Item 14. The ladder stabilizer apparatus of any preceding item: further comprising a leg lock movable between a leg locked position, in which the leg lock inhibits a translation of the retractable leg relative to the rail mount towards the leg retracted position, and a leg unlocked position in which the translation of the retractable leg is uninhibited.

Item 15. The ladder stabilizing apparatus of any preceding item: further comprising a user-operated leg lock release actuator that when actuated moves the leg lock to the leg unlocked position.

Item 16. The ladder stabilizing apparatus of any preceding item: wherein the retractable leg is biased to the leg retracted position, and the leg lock is biased to the leg locked position.

Item 17. The ladder stabilizer apparatus of any preceding item, further comprising a foot pedal that when actuated downwardly translates the retractable leg relative to the rail mount towards the foot planted position.
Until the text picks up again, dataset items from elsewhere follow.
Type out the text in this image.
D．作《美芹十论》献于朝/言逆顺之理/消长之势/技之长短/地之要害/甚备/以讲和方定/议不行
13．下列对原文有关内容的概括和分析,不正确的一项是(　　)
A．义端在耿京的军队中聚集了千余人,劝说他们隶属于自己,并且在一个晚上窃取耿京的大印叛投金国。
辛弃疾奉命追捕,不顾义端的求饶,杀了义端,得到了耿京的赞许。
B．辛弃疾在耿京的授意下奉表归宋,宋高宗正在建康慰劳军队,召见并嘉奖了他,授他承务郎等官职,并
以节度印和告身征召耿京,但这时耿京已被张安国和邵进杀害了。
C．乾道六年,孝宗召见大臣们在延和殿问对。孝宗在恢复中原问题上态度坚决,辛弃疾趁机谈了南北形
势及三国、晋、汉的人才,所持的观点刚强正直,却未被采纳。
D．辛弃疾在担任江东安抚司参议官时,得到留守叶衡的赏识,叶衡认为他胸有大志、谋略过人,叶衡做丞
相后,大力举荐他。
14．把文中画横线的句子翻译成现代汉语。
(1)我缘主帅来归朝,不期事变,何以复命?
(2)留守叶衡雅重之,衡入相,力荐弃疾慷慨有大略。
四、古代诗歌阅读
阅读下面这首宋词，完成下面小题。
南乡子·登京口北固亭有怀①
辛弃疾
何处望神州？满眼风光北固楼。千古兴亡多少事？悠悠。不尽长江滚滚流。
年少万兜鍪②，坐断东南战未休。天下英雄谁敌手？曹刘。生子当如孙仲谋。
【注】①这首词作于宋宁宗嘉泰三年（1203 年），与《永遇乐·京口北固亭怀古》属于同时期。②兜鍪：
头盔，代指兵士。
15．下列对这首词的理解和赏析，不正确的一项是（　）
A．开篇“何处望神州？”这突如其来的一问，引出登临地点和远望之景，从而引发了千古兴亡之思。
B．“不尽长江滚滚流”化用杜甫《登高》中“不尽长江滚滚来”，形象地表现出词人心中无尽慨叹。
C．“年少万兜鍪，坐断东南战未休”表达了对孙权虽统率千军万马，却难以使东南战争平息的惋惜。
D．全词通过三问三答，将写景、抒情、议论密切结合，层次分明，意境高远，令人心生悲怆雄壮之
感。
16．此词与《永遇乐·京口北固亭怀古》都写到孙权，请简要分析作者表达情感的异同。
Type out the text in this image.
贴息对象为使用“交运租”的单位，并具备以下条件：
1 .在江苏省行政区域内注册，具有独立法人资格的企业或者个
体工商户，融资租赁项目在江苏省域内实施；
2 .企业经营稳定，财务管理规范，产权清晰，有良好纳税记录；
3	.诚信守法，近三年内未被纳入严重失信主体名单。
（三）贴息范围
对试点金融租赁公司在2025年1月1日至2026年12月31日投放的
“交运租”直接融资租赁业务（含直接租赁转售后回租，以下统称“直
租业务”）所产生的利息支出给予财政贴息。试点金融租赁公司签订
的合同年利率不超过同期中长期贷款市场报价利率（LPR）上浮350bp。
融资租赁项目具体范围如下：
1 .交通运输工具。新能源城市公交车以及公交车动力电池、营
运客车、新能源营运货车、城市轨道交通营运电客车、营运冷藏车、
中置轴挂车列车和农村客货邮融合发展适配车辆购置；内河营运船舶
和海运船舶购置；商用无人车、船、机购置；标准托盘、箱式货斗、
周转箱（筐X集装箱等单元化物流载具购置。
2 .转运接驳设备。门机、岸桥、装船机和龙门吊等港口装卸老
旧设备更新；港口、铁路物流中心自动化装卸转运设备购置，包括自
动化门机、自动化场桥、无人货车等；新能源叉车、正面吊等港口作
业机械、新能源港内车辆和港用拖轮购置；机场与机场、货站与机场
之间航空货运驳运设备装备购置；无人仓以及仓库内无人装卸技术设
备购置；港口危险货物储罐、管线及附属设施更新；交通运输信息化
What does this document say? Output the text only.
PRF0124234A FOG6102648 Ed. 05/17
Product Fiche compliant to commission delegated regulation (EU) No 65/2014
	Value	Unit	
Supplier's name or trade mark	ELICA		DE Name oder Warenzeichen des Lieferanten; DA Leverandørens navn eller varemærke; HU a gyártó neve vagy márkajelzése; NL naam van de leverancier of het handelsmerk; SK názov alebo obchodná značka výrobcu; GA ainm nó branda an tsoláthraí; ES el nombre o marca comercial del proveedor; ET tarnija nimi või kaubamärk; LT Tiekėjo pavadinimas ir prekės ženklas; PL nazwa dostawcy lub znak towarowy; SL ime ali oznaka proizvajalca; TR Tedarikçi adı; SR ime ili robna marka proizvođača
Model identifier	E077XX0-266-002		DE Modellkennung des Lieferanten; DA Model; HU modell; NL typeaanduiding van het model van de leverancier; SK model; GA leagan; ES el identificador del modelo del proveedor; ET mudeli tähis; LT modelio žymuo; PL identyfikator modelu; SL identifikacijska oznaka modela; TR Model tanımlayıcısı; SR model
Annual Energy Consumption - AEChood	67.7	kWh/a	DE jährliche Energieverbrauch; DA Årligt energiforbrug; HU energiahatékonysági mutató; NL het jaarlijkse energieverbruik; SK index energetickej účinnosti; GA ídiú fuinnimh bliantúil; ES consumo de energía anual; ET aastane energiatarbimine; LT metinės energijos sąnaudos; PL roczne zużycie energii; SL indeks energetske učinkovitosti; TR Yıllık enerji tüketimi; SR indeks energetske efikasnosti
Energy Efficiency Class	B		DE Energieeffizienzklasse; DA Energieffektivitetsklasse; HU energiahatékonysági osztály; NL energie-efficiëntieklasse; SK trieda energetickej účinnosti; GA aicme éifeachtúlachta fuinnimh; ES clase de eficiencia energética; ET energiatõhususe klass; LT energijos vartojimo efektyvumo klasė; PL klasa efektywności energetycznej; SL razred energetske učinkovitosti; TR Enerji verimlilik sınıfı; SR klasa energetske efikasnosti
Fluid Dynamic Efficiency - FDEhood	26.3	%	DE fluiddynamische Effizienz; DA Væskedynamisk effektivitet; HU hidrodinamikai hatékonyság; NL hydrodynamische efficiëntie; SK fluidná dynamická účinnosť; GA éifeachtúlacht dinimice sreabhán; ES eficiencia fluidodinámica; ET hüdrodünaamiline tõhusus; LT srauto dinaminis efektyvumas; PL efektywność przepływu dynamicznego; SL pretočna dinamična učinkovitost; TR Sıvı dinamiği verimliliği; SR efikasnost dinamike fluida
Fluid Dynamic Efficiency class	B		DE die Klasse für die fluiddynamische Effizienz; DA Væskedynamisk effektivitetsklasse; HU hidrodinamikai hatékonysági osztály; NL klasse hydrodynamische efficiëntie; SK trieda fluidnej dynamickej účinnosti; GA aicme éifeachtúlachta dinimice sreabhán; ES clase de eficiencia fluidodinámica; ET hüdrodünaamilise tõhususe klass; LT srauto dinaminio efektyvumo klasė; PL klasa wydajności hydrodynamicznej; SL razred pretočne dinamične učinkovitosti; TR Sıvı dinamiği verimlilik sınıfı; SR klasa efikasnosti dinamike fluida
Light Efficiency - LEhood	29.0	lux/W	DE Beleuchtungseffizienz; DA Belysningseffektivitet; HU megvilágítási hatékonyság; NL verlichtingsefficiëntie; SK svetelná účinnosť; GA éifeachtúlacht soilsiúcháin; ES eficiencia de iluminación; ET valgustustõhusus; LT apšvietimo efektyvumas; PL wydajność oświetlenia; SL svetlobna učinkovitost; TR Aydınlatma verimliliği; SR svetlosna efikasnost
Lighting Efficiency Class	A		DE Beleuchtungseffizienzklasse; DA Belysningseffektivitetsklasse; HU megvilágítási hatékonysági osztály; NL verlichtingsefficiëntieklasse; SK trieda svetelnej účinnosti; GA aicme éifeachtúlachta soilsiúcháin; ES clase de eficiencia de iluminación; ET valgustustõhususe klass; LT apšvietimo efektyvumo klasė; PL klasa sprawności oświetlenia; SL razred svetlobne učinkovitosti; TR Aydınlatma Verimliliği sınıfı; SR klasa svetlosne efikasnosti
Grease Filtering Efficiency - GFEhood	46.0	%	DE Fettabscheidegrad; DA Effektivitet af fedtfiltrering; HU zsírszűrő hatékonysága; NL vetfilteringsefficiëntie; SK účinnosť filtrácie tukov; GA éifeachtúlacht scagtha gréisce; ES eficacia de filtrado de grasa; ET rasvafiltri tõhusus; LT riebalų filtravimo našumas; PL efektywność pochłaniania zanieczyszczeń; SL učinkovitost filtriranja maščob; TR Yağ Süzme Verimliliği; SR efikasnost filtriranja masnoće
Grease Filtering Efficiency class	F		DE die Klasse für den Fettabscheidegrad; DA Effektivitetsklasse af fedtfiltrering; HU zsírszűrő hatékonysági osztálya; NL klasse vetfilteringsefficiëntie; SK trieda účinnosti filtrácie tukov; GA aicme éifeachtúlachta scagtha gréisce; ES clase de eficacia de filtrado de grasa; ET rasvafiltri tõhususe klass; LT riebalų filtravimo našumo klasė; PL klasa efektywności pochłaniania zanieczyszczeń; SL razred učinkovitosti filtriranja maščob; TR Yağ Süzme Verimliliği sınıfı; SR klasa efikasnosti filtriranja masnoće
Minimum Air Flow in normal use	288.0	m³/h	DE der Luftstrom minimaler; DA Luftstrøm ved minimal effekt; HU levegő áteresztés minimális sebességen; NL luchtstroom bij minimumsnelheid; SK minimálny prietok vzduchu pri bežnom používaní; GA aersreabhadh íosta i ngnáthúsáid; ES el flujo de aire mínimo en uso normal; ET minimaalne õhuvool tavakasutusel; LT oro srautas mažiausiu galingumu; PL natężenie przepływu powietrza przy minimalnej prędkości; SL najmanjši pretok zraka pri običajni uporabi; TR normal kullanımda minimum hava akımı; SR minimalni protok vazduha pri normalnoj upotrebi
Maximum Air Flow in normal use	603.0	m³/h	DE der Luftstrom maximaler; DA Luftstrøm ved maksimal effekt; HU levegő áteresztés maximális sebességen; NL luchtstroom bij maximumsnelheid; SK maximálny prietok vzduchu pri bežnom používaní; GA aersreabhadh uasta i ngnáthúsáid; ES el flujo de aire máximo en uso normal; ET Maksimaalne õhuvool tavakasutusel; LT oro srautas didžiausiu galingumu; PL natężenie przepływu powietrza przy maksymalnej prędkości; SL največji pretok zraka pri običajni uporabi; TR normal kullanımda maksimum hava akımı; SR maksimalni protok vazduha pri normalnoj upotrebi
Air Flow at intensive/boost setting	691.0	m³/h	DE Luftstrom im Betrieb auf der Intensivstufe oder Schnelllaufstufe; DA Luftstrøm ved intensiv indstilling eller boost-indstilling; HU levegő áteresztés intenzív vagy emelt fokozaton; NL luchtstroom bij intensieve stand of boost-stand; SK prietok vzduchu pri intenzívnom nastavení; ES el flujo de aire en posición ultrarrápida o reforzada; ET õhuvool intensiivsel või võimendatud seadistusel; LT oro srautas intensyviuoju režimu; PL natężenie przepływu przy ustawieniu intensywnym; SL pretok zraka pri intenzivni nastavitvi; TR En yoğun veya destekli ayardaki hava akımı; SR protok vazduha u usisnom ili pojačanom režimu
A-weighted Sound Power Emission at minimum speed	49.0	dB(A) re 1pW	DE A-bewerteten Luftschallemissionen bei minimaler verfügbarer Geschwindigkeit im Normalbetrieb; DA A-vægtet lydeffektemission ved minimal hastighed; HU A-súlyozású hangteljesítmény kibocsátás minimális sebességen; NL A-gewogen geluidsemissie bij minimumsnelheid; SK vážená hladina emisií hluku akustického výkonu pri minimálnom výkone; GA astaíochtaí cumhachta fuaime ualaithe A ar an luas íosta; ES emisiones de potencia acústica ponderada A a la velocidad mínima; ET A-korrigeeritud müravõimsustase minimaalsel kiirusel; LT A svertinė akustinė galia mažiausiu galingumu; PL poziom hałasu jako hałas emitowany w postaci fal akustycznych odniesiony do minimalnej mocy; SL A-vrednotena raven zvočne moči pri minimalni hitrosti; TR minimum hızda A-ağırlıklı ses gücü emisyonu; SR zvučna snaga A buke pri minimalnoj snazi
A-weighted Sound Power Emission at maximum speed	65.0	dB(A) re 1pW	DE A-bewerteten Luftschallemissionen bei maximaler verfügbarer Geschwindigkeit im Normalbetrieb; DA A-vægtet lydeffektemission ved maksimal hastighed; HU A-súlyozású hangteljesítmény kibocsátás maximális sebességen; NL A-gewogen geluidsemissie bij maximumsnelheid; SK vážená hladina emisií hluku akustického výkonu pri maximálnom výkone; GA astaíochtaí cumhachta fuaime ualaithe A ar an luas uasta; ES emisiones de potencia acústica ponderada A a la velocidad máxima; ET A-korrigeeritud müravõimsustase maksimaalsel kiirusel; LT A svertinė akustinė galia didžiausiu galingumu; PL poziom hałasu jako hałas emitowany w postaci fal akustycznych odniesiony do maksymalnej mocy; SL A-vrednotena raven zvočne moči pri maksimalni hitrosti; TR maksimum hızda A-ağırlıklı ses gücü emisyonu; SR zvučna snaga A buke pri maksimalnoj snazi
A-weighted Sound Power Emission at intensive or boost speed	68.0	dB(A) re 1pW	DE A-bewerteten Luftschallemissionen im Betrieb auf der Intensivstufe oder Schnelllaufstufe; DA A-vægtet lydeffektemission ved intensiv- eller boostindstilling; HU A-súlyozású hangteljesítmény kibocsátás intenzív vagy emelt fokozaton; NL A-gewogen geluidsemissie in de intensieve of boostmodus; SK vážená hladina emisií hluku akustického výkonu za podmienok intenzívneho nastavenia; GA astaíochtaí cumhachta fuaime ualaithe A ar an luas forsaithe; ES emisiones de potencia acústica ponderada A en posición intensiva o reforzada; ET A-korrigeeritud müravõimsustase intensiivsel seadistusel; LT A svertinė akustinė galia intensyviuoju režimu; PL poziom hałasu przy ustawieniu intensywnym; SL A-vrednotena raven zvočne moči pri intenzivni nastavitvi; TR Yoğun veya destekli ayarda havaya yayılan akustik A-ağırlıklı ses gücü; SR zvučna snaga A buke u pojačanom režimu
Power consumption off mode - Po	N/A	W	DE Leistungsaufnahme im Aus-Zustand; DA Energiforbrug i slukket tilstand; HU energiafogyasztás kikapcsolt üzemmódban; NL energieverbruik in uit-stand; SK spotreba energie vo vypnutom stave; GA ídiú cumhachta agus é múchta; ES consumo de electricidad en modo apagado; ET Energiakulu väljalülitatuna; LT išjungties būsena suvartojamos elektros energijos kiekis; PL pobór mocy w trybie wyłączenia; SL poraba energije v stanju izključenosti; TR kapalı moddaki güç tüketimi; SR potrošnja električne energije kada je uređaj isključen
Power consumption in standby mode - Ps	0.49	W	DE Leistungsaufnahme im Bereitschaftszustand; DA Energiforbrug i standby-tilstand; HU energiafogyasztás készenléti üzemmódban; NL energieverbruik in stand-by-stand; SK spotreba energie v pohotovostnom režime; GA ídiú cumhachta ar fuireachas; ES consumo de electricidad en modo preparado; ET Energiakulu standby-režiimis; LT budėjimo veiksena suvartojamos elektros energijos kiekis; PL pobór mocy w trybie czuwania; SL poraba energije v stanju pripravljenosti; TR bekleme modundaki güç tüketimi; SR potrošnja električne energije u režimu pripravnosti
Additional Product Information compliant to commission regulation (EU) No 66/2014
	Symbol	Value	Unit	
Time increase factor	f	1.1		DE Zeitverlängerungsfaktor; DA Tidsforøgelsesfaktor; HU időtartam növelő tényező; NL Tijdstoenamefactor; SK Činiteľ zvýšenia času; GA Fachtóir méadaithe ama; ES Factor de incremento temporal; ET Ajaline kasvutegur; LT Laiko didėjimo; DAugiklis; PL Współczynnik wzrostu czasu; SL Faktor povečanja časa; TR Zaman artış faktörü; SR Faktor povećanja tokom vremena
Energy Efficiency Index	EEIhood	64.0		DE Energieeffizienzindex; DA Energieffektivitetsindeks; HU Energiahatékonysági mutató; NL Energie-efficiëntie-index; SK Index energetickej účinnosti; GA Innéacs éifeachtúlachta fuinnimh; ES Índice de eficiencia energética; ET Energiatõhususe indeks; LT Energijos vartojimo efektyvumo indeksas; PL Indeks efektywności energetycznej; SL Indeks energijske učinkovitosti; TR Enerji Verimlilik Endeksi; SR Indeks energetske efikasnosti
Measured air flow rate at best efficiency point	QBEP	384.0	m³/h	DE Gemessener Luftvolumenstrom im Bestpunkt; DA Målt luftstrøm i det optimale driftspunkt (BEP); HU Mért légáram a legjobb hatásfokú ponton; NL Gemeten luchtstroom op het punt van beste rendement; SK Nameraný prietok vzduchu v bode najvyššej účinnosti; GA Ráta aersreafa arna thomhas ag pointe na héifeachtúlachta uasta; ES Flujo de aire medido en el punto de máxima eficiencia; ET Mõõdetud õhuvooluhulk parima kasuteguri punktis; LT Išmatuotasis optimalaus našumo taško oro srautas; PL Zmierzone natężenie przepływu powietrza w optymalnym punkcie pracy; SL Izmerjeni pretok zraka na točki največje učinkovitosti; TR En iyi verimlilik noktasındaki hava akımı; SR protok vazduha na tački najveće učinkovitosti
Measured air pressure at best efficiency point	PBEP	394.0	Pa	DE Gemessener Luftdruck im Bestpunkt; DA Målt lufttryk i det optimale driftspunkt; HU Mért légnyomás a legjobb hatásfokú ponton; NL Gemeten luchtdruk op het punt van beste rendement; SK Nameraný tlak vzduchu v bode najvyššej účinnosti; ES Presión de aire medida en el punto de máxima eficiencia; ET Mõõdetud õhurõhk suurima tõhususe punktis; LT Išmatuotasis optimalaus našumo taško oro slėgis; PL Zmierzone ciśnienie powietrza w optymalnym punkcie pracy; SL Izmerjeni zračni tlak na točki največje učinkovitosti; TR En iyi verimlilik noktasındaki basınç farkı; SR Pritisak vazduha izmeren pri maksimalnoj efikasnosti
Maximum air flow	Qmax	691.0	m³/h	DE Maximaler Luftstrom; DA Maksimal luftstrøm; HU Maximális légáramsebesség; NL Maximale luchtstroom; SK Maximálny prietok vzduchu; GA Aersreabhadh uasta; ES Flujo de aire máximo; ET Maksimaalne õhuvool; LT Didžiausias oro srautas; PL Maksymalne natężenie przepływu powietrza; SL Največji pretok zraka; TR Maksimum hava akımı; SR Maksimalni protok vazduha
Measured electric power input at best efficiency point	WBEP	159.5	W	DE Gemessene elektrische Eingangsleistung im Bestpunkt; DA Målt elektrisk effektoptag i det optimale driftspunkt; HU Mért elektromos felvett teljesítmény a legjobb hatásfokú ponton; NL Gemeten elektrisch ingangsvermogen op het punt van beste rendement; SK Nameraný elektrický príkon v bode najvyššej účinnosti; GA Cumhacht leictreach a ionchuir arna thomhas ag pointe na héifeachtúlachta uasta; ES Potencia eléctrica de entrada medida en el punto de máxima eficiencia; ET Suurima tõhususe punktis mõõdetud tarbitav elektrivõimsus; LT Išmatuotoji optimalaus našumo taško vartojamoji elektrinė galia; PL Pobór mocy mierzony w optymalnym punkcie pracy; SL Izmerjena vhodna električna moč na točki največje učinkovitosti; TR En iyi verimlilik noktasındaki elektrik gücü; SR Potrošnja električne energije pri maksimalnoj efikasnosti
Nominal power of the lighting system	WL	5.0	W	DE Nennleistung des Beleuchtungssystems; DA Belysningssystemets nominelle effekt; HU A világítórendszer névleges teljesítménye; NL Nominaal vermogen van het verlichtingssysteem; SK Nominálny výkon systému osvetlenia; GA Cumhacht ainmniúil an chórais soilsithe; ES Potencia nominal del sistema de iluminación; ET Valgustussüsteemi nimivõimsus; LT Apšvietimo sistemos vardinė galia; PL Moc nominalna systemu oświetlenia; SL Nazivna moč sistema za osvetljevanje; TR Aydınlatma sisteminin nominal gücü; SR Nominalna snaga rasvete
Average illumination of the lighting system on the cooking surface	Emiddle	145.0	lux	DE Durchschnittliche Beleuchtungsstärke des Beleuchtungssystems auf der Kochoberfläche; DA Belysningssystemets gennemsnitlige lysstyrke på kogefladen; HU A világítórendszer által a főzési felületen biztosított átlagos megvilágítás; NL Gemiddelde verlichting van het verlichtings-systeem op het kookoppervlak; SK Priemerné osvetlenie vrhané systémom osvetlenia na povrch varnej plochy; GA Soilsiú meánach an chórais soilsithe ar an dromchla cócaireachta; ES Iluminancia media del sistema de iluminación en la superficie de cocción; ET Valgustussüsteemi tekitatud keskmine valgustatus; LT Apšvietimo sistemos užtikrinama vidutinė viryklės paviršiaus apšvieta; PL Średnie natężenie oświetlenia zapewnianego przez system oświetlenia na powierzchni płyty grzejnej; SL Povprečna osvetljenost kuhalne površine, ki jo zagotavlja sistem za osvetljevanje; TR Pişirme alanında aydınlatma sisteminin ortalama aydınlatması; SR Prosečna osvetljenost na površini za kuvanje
Item 18. A kit comprising:

I) a ladder stabilizing apparatus comprising: a rail mount attachable to a ladder side rail; a retractable leg translatably coupled to the rail mount and translatable relative to the rail mount between a leg retracted position and a foot planted position, the retractable leg extending between a leg upper end and a leg lower end; a leg lock movable between a leg locked position, in which the leg lock inhibits a translation of the retractable leg relative to the rail mount towards the leg retracted position, and a leg unlocked position in which the translation of the retractable leg is uninhibited; a retractable ground anchor translatably coupled to the retractable leg and translatable relative to the retractable between an anchor retracted position and a ground embedded position, the retractable ground anchor extending between an anchor upper end and a lower ground piercing end; an anchor lock movable between an anchor locked position in which the anchor lock inhibits a translation of the retractable ground anchor relative to the retractable leg toward the anchor retracted position, and an anchor unlocked position in which the translation of the retractable ground anchor is uninhibited; and a foot pedal downwardly actuatable from a raised position to a depressed position to translate at least one of the retractable leg and the retractable ground anchor;

II) a plurality of detachable feet including at least a first foot and a second foot, each of the detachable feet being separately attachable to the leg lower end, the first foot including an anchor opening, wherein, when the first foot is attached to the leg lower end, downward actuation of the foot pedal comprises the retractable leg translating relative to the rail mount towards the foot planted position, and the retractable ground anchor translating through the anchor opening towards the ground embedded position, and wherein, when the second foot is attached to the leg lower end, downward actuation of the foot pedal comprises the retractable leg translating relative to the rail mount towards the foot planted position, and the second foot inhibiting translation of the retractable ground anchor towards the ground embedded position.

Item 19. The kit of any preceding item: wherein the retractable leg includes an anchor opening and an internal passage extending upwardly from the anchor opening, the retractable ground anchor translatable within the internal passage of the retractable leg.

Item 20. The kit of any preceding item: wherein, when the first foot is attached to the leg lower end, the anchor opening of the retractable leg and the anchor opening of the first foot are aligned.